Wednesday, 19 December 2012

Pairc buy-out

The latest twist in the tortuous proceedings of the Pairc buy-out has occurred. The Court of Session in Edinburgh has ruled that the community buy-out plans do NOT, as alleged by landowner Barry Lomas, infringe the landowner’s human rights. The next step in this seemingly endless wrangle will be a ruling by a sheriff at Stornoway Sheriff Court whether the ballot by the community in South Lochs on the proposed buy-out was flawed, or not. This is expected to happen in January.

The buy-out relates to unoccupied common land, away from the villages on the Pairc peninsula. In itself, this is not worth a lot, but a proposed windfarm could propel its value (currently unknown) into the millions of pounds.
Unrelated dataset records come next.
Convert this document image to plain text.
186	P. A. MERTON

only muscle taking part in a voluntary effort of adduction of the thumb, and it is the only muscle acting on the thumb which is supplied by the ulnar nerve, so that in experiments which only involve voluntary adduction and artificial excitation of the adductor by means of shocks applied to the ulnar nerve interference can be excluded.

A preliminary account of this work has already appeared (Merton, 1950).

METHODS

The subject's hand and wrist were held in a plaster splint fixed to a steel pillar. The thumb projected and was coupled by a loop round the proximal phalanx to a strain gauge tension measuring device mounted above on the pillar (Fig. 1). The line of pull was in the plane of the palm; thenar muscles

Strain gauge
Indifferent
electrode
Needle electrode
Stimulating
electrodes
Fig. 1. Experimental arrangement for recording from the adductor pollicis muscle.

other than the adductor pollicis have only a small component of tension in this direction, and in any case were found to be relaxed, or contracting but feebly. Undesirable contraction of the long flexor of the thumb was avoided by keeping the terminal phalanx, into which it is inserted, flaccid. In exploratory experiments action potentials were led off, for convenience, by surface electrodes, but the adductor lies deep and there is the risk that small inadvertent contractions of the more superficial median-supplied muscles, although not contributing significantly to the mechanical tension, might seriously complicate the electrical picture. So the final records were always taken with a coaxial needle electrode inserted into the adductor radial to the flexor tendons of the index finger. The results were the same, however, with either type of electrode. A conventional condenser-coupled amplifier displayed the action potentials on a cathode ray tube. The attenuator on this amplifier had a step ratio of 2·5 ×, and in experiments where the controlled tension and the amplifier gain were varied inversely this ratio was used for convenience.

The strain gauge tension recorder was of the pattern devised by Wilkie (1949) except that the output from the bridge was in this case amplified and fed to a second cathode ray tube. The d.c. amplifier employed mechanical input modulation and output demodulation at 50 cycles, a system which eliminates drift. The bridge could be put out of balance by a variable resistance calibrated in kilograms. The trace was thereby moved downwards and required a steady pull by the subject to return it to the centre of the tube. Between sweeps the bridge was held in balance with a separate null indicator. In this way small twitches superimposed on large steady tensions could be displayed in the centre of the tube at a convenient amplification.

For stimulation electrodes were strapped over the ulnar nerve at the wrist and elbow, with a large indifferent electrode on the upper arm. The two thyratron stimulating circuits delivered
A vote to investigate the possibility of mounting a community buy-out of the Pairc estate was taken in November 2004. A ballot in favour of mounting a hostile buy-out bid was taken in December 2009, making it the first instance of a hostile buy-out under the right-to-buy legislation, enacted in 2003.

Monday, 17 December 2012

Stòras Uibhist

In the 16 years that I have taken a more than passive interest in community land buy-outs, starting with the Isle of Eigg in 1996/7, I have never seen such a ludicrous situation as what has arisen in South Uist in recent times.

I refer to the article on Hebrides News for details.

The purpose of this blogpost is to question the use (and I have difficulty not prefixing “use” with the letters M, I and S) of the staggering amount of two hundred thousand pounds in legal fees to resolve a dispute between Stòras and a crofting tenant.
Rather than come to a private, amicable settlement, things had to go to court. That happens, also in Lewis, where I am based. Even close relatives take each other to court over land issues, and senior law practitioners get involved in those too. However, Stòras is a landowner, who had a dispute with one of its tenants.

Nonetheless, I question the use of this vast sum of money in legal fees, in spite of a local petition (which went round the estate in 2010) to drop the action.
This sordid episode marks a low point in the modern history of community buy-outs, in my opinion.